Antioxidants Complement the Requirement for Protein Chaperone Function to Maintain beta-Cell Function and Glucose Homeostasis

Abstract

Proinsulin misfolding in the endoplasmic reticulum (ER) initiates a cell death response, although the mechanism(s) remains unknown. To provide insight into how protein misfolding may cause beta-cell failure, we analyzed mice with the deletion of P58(IPK)/DnajC3, an ER luminal cochaperone. P58(IPK-/-) mice become diabetic as a result of decreased beta-cell function and mass accompanied by induction of oxidative stress and cell death. Treatment with a chemical chaperone, as well as deletion of Chop, improved beta-cell function and ameliorated the diabetic phenotype in P58(IPK-/-) mice, suggesting P58(IPK) deletion causes beta-cell death through ER stress.

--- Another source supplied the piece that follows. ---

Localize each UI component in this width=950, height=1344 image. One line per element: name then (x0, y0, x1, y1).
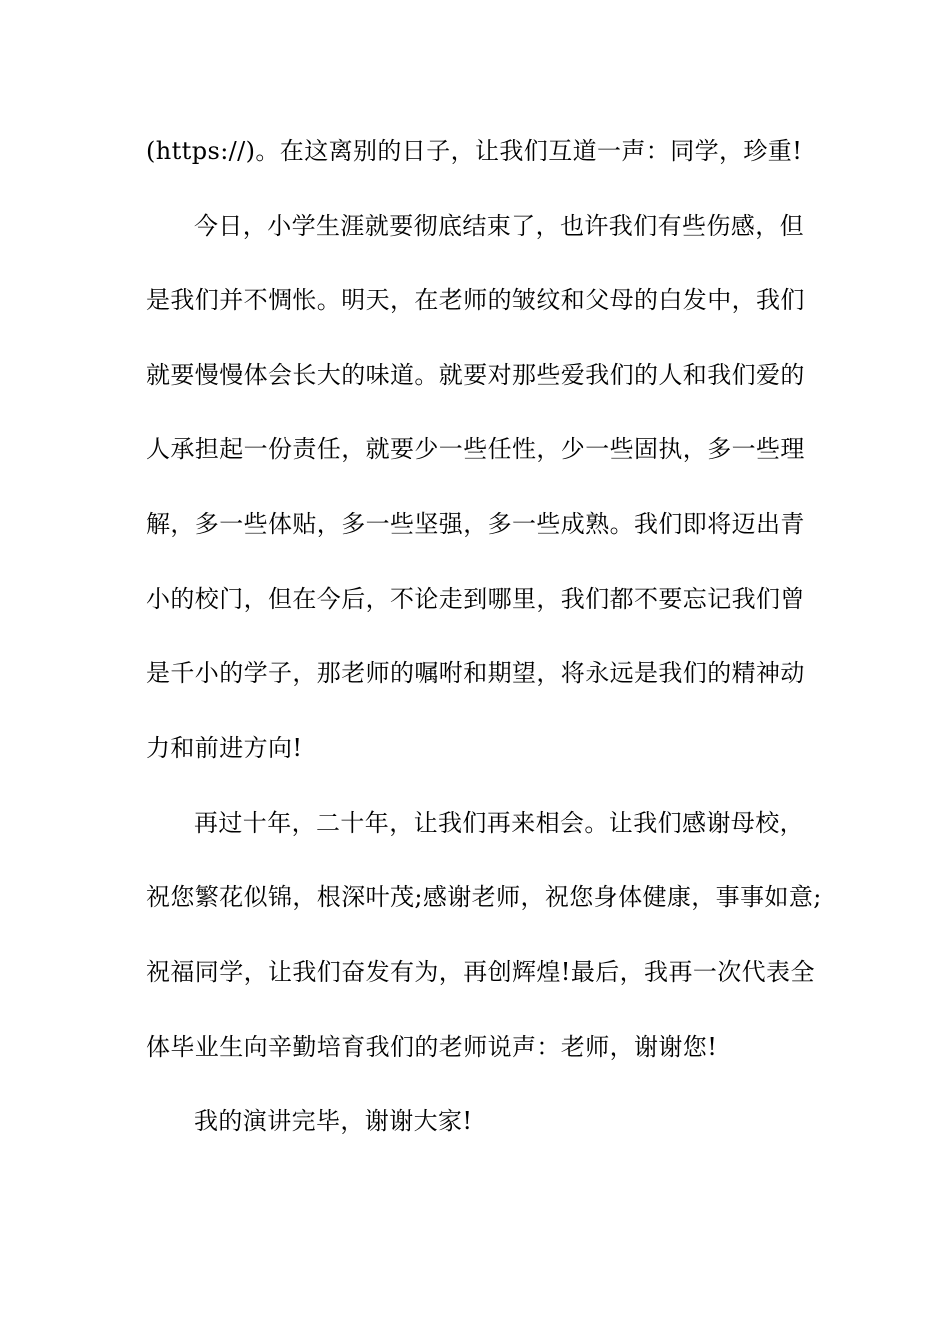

Significantly, a diet of chow supplemented with antioxidant dramatically and rapidly restored beta-cell function in P58(IPK-/-) mice and corrected abnormal localization of MafA, a critical transcription factor for beta-cell function. Antioxidant feeding also preserved beta-cell function in Akita mice that express mutant misfolded proinsulin. Therefore defective protein folding in the beta-cell causes oxidative stress as an essential proximal signal required for apoptosis in response to ER stress. Remarkably, these findings demonstrate that antioxidant feeding restores cell function upon deletion of an ER molecular chaperone. Therefore antioxidant or chemical chaperone treatment may be a promising therapeutic approach for type 2 diabetes.